Kisah Kapten Yaser, Nahkoda yang Nyaris Menjadi Korban Keganasan Gelombang di Selat Pakuafu
Hari itu adalah hari terakhir KPM Citra Mandala Bahari atau JM Ferry melaksanakan tugasnya berlayar menyeberang dari Pelabuhan Bolok
Penulis: Ilham Rian Pratama
Editor: Adi Suhendi
Laporan Wartawan Tribunnews.com, Ilham Rian Pratama
TRIBUNNEWS.COM, ROTE - Hujan turun sangat lebat membuat jarak pandang menjadi terbatas.
Laut di antara Pulau Timor, Pulau Rote, dan Pulau Semau sangat bergelora.
Gelombang tinggi berkejar-kejaran seakan hendak memangsa.
Setiap tahun sejak dulu kala, orang Rote tahu betul itulah karakter selat yang dinamai Pukuafu.
Kapten Yaser masih ingat kejadian malam itu pada 31 Januari 2006 malam.
"Saat itu langit gelap gulita. Angin bertiup kencang. Itu memang ombaknya besar sekali, sampai 5 meteran," tutur Yaser, Rabu (28/8/2019).
Hari itu adalah hari terakhir Kapal Motor Penyeberangan (KMP) Citra Mandala Bahari atau JM Ferry melaksanakan tugasnya berlayar menyeberang dari Pelabuhan Bolok, Kupang menuju pelabuhan Pantai Baru, Rote.

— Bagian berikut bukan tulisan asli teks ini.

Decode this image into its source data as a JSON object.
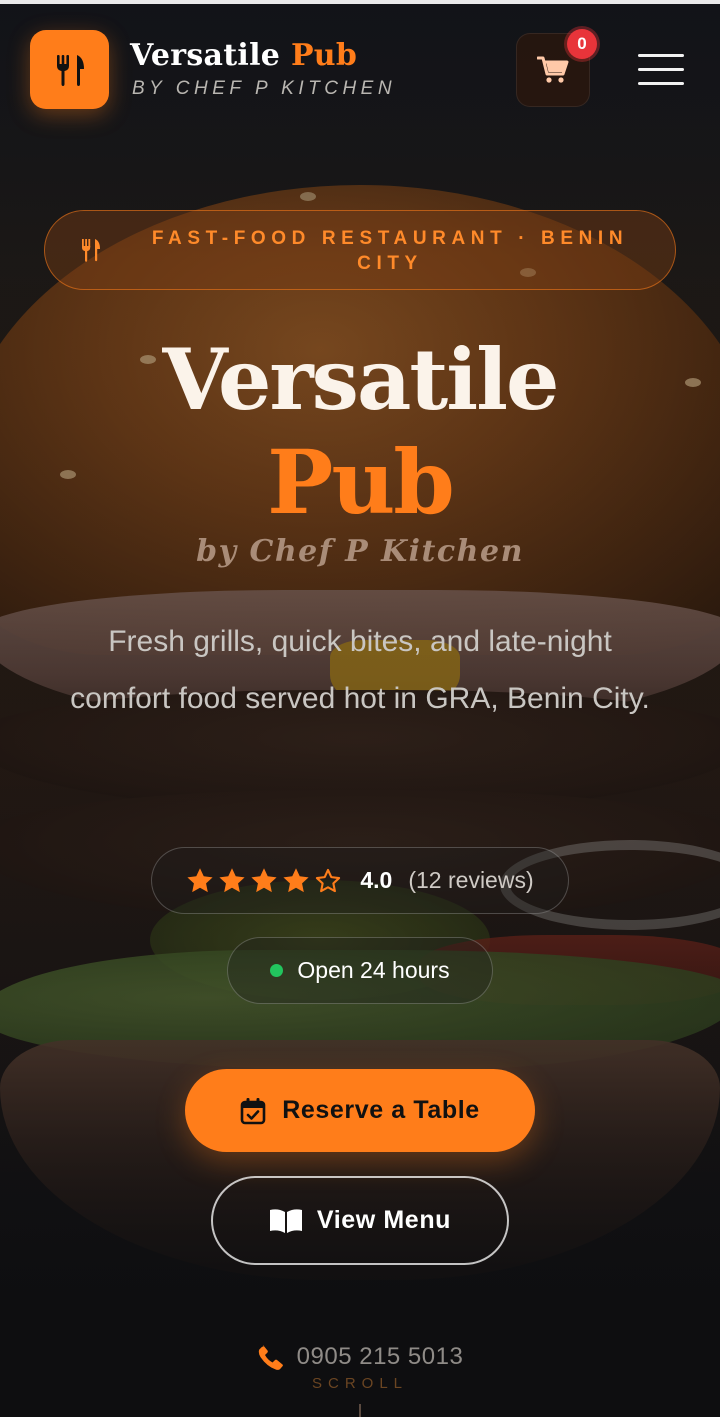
{
  "header": {
    "brand_name_1": "Versatile",
    "brand_name_2": "Pub",
    "brand_tagline": "BY CHEF P KITCHEN",
    "cart_count": "0",
    "logo_icon": "fork-knife-icon",
    "cart_icon": "shopping-cart-icon",
    "menu_icon": "hamburger-menu-icon"
  },
  "hero": {
    "category": "FAST-FOOD RESTAURANT · BENIN CITY",
    "title_line_1": "Versatile",
    "title_line_2": "Pub",
    "subtitle": "by Chef P Kitchen",
    "description": "Fresh grills, quick bites, and late-night comfort food served hot in GRA, Benin City.",
    "rating": {
      "stars_filled": 4,
      "stars_total": 5,
      "value": "4.0",
      "count_label": "(12 reviews)"
    },
    "status": "Open 24 hours",
    "reserve_label": "Reserve a Table",
    "menu_label": "View Menu",
    "phone": "0905 215 5013",
    "scroll_label": "SCROLL"
  },
  "colors": {
    "accent": "#ff7d1a",
    "background": "#0f1013",
    "status_open": "#22c55e",
    "badge": "#e8343a"
  }
}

Baca: BPPT Kenalkan Inovasi Sistem Navigasi Baru untuk Keselamatan Transportasi Laut
Baca: Laga Terbaru Persija yang Tanpa Kemenangan, Ada Hujan Kartu Kuning
Baca: Pemadaman Listrik di Jakarta Akibat Gangguan Pembangkit Muara Karang
Baca: Pelaku Industri Keuangan, Pendorong Percepatan Ekonomi dan Keuangan Pasca-Pilpres
"Hari dimana Pukuafu sedang foti," ujar Yaser.
Yaser menjelaskan foti adalah tarian khas Rote yang menghentak-hentak kaki, seperti breakdance.
"JM Ferry memasuki arena fotinya," ujarnya.
Akibatnya, Selat Pukuafu menelan JM Fery beserta isinya.
Penumpang, kendaraan, dan barang yang berada di kapal pun tenggelam.
107 orang yang berada di kapal ikut tenggelam seiring karamnya kapal ke dasar lautan.